Chain Complexes – When Do They Decompose as a Direct Sum?

homological-algebra

I've been looking at some thick subcategories in $K^b(R-proj)$ (the homotopy category of bounded chain complexes of projective modules), and, as expected, I'm running into the question of when chain complexes split quite often. I'm wondering what sorts of useful criteria there are for determining when chain complexes split. By "split" I mean decompose as two nontrivial complexes as $A = A_1 \oplus A_2$.

Feel free to strengthen the hypotheses a bit if you need to- these can be complexes of free modules, if you like. I'm just trying to get a sense of how to look at a chain complex and think, "That probably splits…" or, "That probably doesn't…" Also remember that I'm working in the homotopy category, so if the question becomes easier when homotopy equivalent objects are identified, please feel free to use this hypothesis.

Best Answer

One result that guarantees such a decomposition comes from looking at the homological support of such complexes (assuming that $R$ is commutative so we have a tensor product). The homological support of a complex $A$ is just the union of the supports of the $H^i(A)$ as $R$-modules. Then it is a result of Balmer, in the paper Supports and Filtrations in Algebraic Geometry and Modular Representation Theory which is available on his website, that if the homological support of $A$ can be written as a disjoint union of closed subsets $Y_1\cup Y_2$ of $\mathrm{Spec} \;R$ whose complements are quasi-compact then $A\cong A_1\oplus A_2$ in $K^b(R\text{-}\mathrm{proj})$ where the homological support of $A_i$ is $Y_i$.

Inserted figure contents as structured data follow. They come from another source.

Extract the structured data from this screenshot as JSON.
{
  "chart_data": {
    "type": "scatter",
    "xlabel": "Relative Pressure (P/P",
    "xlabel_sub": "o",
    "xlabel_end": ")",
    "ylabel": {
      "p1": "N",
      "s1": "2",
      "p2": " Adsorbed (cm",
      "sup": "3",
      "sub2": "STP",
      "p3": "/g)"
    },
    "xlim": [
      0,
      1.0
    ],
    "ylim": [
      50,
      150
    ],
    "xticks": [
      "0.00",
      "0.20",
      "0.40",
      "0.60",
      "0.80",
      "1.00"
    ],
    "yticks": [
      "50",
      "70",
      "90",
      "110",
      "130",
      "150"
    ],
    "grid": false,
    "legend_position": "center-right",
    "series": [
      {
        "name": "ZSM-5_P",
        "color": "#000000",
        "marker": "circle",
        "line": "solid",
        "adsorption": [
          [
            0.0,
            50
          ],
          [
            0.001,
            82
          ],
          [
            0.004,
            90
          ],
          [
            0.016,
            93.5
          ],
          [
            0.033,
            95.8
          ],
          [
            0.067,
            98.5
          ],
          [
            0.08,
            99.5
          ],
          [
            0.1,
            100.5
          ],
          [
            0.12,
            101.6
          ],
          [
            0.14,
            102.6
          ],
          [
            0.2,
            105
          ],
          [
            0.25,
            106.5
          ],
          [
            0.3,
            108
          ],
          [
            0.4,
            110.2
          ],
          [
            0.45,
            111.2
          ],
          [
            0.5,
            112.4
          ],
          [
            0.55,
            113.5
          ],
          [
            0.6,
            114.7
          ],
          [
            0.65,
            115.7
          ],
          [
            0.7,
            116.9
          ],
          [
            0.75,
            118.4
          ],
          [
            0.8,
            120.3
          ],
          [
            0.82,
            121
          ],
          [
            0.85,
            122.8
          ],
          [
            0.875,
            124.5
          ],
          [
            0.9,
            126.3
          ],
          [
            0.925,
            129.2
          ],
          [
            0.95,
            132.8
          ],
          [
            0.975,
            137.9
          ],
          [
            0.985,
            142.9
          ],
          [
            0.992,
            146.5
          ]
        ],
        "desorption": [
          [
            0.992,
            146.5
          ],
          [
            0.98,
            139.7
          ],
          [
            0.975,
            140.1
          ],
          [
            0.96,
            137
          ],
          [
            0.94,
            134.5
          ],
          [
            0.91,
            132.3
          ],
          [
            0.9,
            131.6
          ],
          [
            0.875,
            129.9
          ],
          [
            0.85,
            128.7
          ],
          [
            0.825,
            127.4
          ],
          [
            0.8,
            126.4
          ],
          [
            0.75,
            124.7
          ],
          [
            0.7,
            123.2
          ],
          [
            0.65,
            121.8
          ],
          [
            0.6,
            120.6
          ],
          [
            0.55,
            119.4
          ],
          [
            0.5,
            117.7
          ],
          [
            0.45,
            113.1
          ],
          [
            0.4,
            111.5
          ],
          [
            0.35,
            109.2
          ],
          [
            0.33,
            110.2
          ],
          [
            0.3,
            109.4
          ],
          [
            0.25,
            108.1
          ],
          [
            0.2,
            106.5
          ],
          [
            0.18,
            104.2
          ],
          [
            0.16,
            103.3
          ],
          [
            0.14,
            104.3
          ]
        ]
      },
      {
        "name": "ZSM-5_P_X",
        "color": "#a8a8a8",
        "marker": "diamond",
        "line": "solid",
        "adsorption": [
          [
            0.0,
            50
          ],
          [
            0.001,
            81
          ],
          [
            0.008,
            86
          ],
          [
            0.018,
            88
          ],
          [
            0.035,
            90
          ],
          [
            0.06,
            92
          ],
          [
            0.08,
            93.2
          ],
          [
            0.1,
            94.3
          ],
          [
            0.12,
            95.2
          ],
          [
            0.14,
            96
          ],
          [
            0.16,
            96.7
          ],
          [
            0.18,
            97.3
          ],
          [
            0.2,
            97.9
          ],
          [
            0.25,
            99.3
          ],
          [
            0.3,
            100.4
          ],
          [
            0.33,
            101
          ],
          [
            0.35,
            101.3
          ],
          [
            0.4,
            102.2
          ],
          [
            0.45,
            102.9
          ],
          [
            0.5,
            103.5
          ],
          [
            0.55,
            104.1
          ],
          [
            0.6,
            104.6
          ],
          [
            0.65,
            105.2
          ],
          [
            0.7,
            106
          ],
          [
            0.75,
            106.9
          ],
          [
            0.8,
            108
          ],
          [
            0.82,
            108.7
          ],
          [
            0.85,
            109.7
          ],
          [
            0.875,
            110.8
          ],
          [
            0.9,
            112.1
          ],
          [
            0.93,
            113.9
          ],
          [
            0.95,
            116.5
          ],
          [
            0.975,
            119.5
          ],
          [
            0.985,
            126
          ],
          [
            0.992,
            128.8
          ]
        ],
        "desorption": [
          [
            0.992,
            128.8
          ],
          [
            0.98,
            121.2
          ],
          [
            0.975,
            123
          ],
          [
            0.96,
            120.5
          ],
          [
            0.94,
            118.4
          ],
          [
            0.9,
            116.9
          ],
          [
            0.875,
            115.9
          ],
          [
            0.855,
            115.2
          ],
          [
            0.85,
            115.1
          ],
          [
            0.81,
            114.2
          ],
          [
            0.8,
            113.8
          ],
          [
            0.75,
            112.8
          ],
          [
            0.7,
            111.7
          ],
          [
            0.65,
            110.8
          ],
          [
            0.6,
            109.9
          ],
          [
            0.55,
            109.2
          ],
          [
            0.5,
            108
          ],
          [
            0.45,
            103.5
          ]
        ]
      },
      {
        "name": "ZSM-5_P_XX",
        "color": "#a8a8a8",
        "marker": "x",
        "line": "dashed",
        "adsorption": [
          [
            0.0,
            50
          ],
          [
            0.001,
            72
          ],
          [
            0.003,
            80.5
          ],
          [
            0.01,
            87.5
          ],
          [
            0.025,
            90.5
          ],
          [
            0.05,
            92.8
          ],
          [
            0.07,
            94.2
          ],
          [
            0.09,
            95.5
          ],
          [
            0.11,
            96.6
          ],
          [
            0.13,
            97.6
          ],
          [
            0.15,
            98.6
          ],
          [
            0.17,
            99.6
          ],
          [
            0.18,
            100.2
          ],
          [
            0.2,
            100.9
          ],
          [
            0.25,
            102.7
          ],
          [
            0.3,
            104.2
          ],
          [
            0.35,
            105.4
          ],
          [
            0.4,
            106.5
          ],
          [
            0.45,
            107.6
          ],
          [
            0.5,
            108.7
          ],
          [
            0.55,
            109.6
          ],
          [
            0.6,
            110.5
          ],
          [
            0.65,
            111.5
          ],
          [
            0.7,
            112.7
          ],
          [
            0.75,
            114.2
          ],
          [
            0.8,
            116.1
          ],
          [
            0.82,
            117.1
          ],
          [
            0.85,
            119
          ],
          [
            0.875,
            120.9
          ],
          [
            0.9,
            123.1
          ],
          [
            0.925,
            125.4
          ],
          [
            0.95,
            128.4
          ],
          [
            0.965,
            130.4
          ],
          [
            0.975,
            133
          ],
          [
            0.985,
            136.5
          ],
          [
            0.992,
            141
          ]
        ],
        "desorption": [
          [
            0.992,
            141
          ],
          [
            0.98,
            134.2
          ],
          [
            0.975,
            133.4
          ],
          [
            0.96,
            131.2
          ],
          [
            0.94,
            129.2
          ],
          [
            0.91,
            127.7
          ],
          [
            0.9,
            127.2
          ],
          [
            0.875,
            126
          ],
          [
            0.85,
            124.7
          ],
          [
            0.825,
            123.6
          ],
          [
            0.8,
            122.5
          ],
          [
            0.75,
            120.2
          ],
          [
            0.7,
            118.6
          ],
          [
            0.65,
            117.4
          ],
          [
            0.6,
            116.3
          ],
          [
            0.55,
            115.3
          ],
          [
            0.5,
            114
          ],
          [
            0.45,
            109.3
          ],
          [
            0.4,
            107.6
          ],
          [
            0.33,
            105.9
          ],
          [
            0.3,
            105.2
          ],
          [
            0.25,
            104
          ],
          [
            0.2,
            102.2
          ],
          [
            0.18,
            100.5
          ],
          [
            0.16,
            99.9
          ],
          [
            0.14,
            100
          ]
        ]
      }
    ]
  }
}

Another method which works for any triangulated category is if $f\colon A\to B$ is a morphism then the triangle one gets by completing splits giving $B\cong A\oplus \mathrm{cone}(f)$ if and only if the map $\mathrm{cone}(f) \to \Sigma A$ is zero. A reference for this is Corollary 1.2.5 of Neeman's book on triangulated categories (I think I've also put the proof on MO before but I can't remember in which answer, maybe I can hunt it down later).